Then I'll start playing and making money, and we'll have the little
house we've dreamed of in London, as well as our cottage, and we'll be
happy ever after. And after all, it is really a beautiful arrangement
that we only have each other in the world, because so we each get the
other's concentrated love. Else it would be spread out thin over a
dozen husbands and brothers and people. But for all that I do wish
dear Dad were still alive and with you.

This pension is the top fiat of a four-storied house, and there isn't a
lift, so I arrived breathless, besides being greatly battered and all
crooked after my night sitting up in the train; and Frau Berg came and
opened the door herself when I rang, and when she saw me she threw up
two immense hands and exclaimed, "_Herr Gott_!"

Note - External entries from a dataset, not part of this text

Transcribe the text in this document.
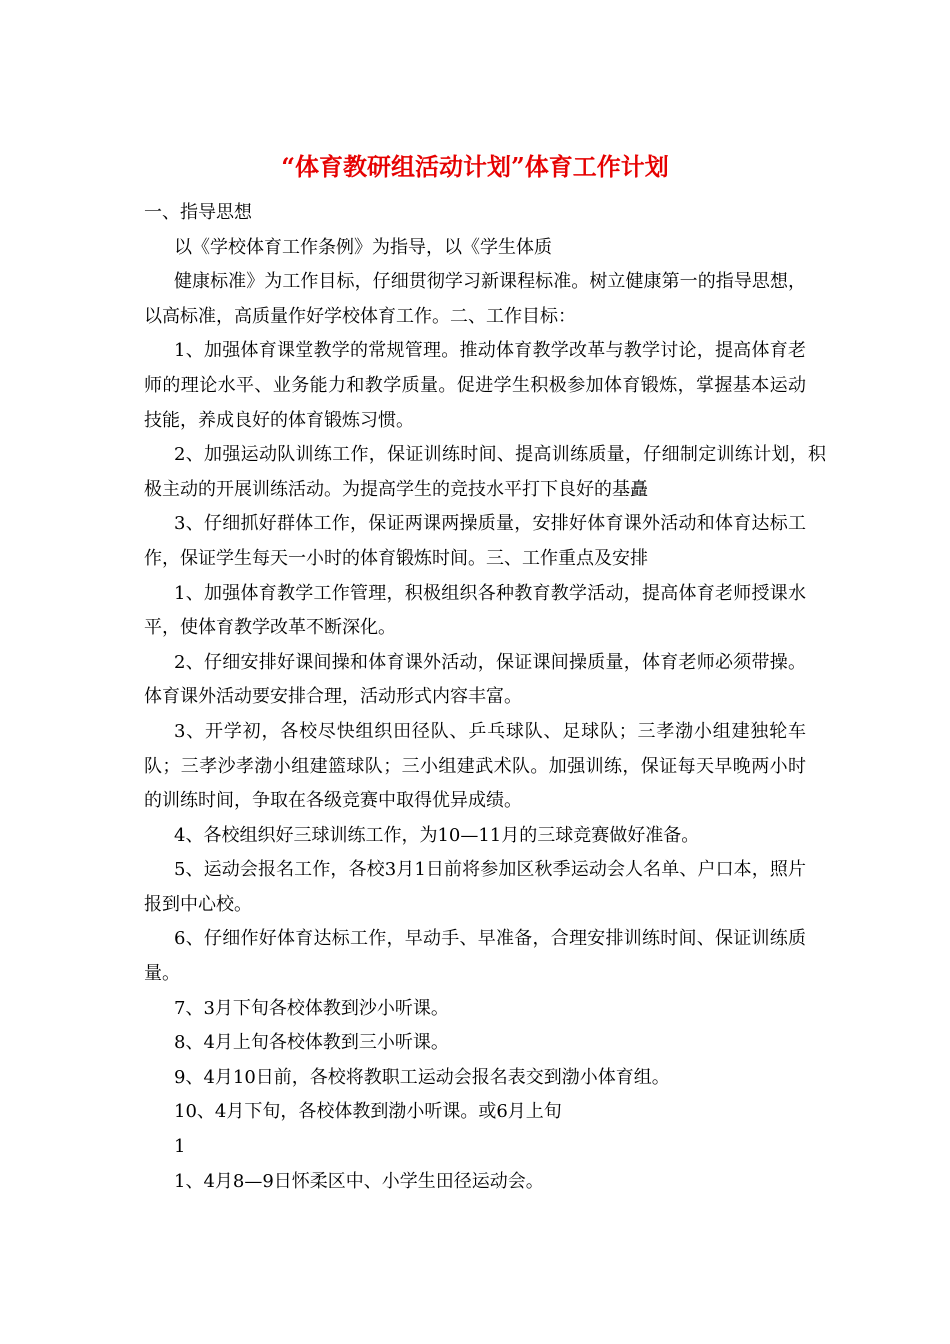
“体育教研组活动计划”体育工作计划

一、指导思想

以《学校体育工作条例》为指导，以《学生体质

健康标准》为工作目标，仔细贯彻学习新课程标准。树立健康第一的指导思想，以高标准，高质量作好学校体育工作。二、工作目标：

1、加强体育课堂教学的常规管理。推动体育教学改革与教学讨论，提高体育老师的理论水平、业务能力和教学质量。促进学生积极参加体育锻炼，掌握基本运动技能，养成良好的体育锻炼习惯。

2、加强运动队训练工作，保证训练时间、提高训练质量，仔细制定训练计划，积极主动的开展训练活动。为提高学生的竞技水平打下良好的基矗

3、仔细抓好群体工作，保证两课两操质量，安排好体育课外活动和体育达标工作，保证学生每天一小时的体育锻炼时间。三、工作重点及安排

1、加强体育教学工作管理，积极组织各种教育教学活动，提高体育老师授课水平，使体育教学改革不断深化。

2、仔细安排好课间操和体育课外活动，保证课间操质量，体育老师必须带操。体育课外活动要安排合理，活动形式内容丰富。

3、开学初，各校尽快组织田径队、乒乓球队、足球队；三孝渤小组建独轮车队；三孝沙孝渤小组建篮球队；三小组建武术队。加强训练，保证每天早晚两小时的训练时间，争取在各级竞赛中取得优异成绩。

4、各校组织好三球训练工作，为10—11月的三球竞赛做好准备。

5、运动会报名工作，各校3月1日前将参加区秋季运动会人名单、户口本，照片报到中心校。

6、仔细作好体育达标工作，早动手、早准备，合理安排训练时间、保证训练质量。

7、3月下旬各校体教到沙小听课。

8、4月上旬各校体教到三小听课。

9、4月10日前，各校将教职工运动会报名表交到渤小体育组。

10、4月下旬，各校体教到渤小听课。或6月上旬

1

1、4月8—9日怀柔区中、小学生田径运动会。
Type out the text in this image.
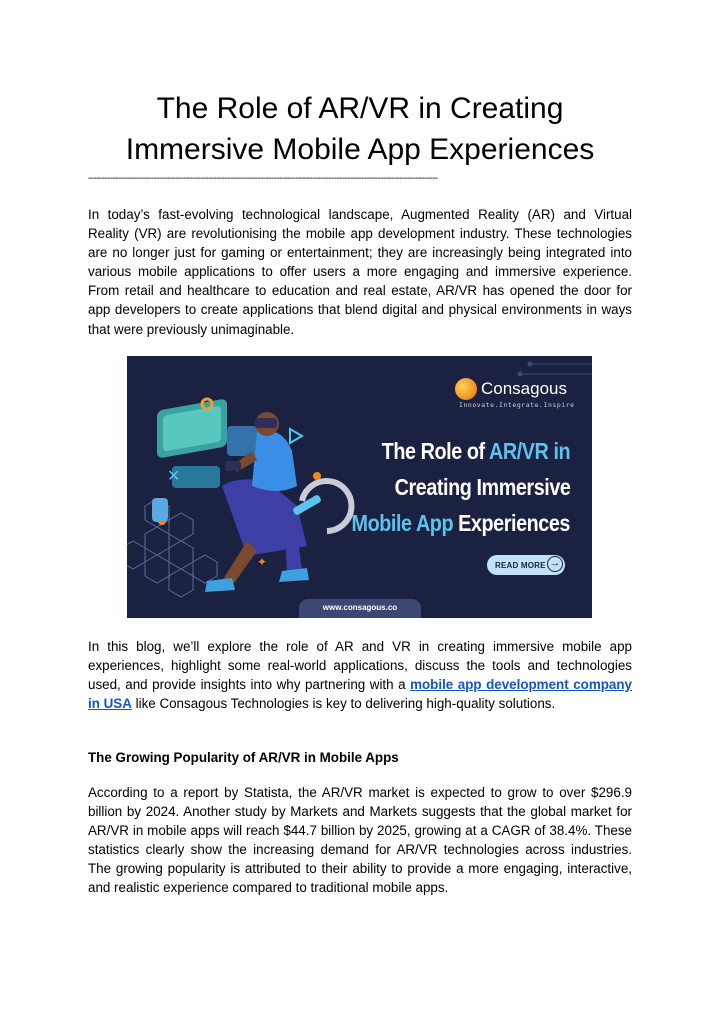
The Role of AR/VR in Creating
Immersive Mobile App Experiences
--------------------------------------------------------------------------------------------------------------------------------

In today’s fast-evolving technological landscape, Augmented Reality (AR) and Virtual Reality (VR) are revolutionising the mobile app development industry. These technologies are no longer just for gaming or entertainment; they are increasingly being integrated into various mobile applications to offer users a more engaging and immersive experience. From retail and healthcare to education and real estate, AR/VR has opened the door for app developers to create applications that blend digital and physical environments in ways that were previously unimaginable.

✕
✦
Consagous
Innovate.Integrate.Inspire
The Role of AR/VR in
Creating Immersive
Mobile App Experiences
READ MORE →
www.consagous.co

In this blog, we’ll explore the role of AR and VR in creating immersive mobile app experiences, highlight some real-world applications, discuss the tools and technologies used, and provide insights into why partnering with a mobile app development company in USA like Consagous Technologies is key to delivering high-quality solutions.

The Growing Popularity of AR/VR in Mobile Apps

According to a report by Statista, the AR/VR market is expected to grow to over $296.9 billion by 2024. Another study by Markets and Markets suggests that the global market for AR/VR in mobile apps will reach $44.7 billion by 2025, growing at a CAGR of 38.4%. These statistics clearly show the increasing demand for AR/VR technologies across industries. The growing popularity is attributed to their ability to provide a more engaging, interactive, and realistic experience compared to traditional mobile apps.
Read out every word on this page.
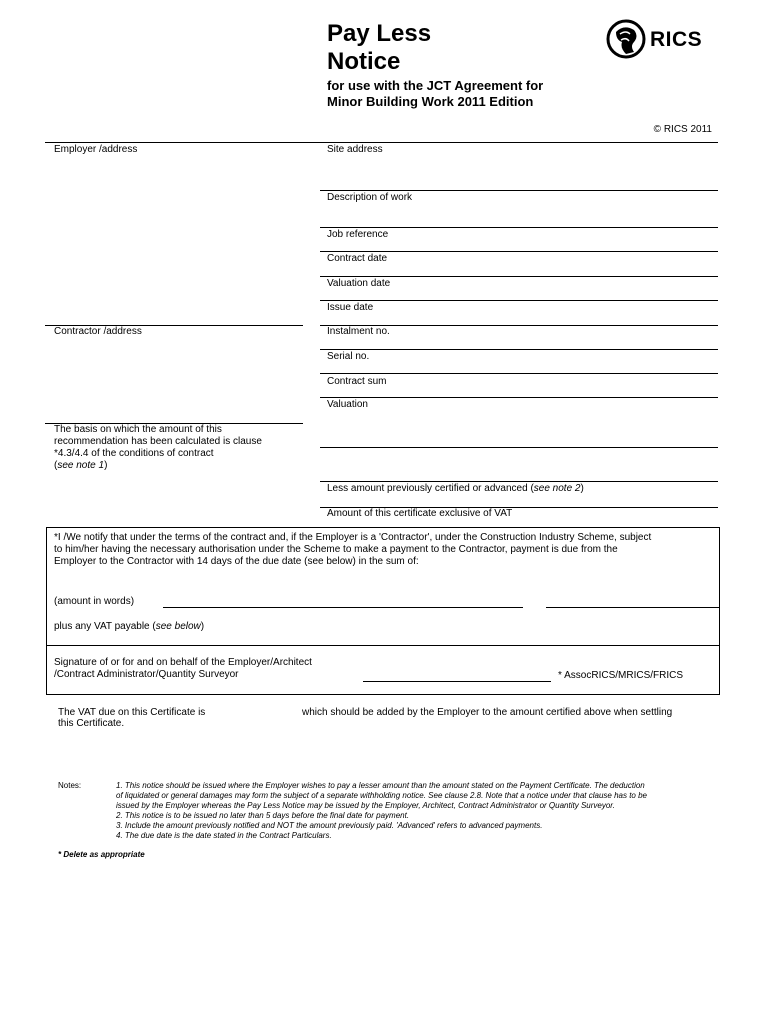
Pay Less
Notice
for use with the JCT Agreement for
Minor Building Work 2011 Edition
RICS
© RICS 2011
Employer /address
Contractor /address
The basis on which the amount of this
recommendation has been calculated is clause
*4.3/4.4 of the conditions of contract
(see note 1)
Site address
Description of work
Job reference
Contract date
Valuation date
Issue date
Instalment no.
Serial no.
Contract sum
Valuation
Less amount previously certified or advanced (see note 2)
Amount of this certificate exclusive of VAT
*I /We notify that under the terms of the contract and, if the Employer is a 'Contractor', under the Construction Industry Scheme, subject
to him/her having the necessary authorisation under the Scheme to make a payment to the Contractor, payment is due from the
Employer to the Contractor with 14 days of the due date (see below) in the sum of:
(amount in words)
plus any VAT payable (see below)
Signature of or for and on behalf of the Employer/Architect
/Contract Administrator/Quantity Surveyor	* AssocRICS/MRICS/FRICS
The VAT due on this Certificate is	which should be added by the Employer to the amount certified above when settling
this Certificate.
Notes:	1. This notice should be issued where the Employer wishes to pay a lesser amount than the amount stated on the Payment Certificate. The deduction
of liquidated or general damages may form the subject of a separate withholding notice. See clause 2.8. Note that a notice under that clause has to be
issued by the Employer whereas the Pay Less Notice may be issued by the Employer, Architect, Contract Administrator or Quantity Surveyor.
2. This notice is to be issued no later than 5 days before the final date for payment.
3. Include the amount previously notified and NOT the amount previously paid. 'Advanced' refers to advanced payments.
4. The due date is the date stated in the Contract Particulars.
* Delete as appropriate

"_Nicht wahr_?" I said, agreeing with her, for I knew I must be looking
too awful.

She then said, while I stood holding on to my violin-case and umbrella
and coat and a paper bag of ginger biscuits I had been solacing myself
with in the watches of the night, that she hadn't known when exactly to
expect me, so she had decided not to expect me at all, for she had
observed that the things you do not expect come to you, and the things
you do expect do not; besides, she was a busy woman, and busy women
waste no time expecting anything in any case; and then she said, "Come
in."

"_Seien Sie willkommen, mein Fraulein_," she continued, with a sort of
stern cordiality, when I was over the threshold, holding out both her
hands in massive greeting; and as both mine were full she caught hold
of what she could, and it was the bag of biscuits, and it burst.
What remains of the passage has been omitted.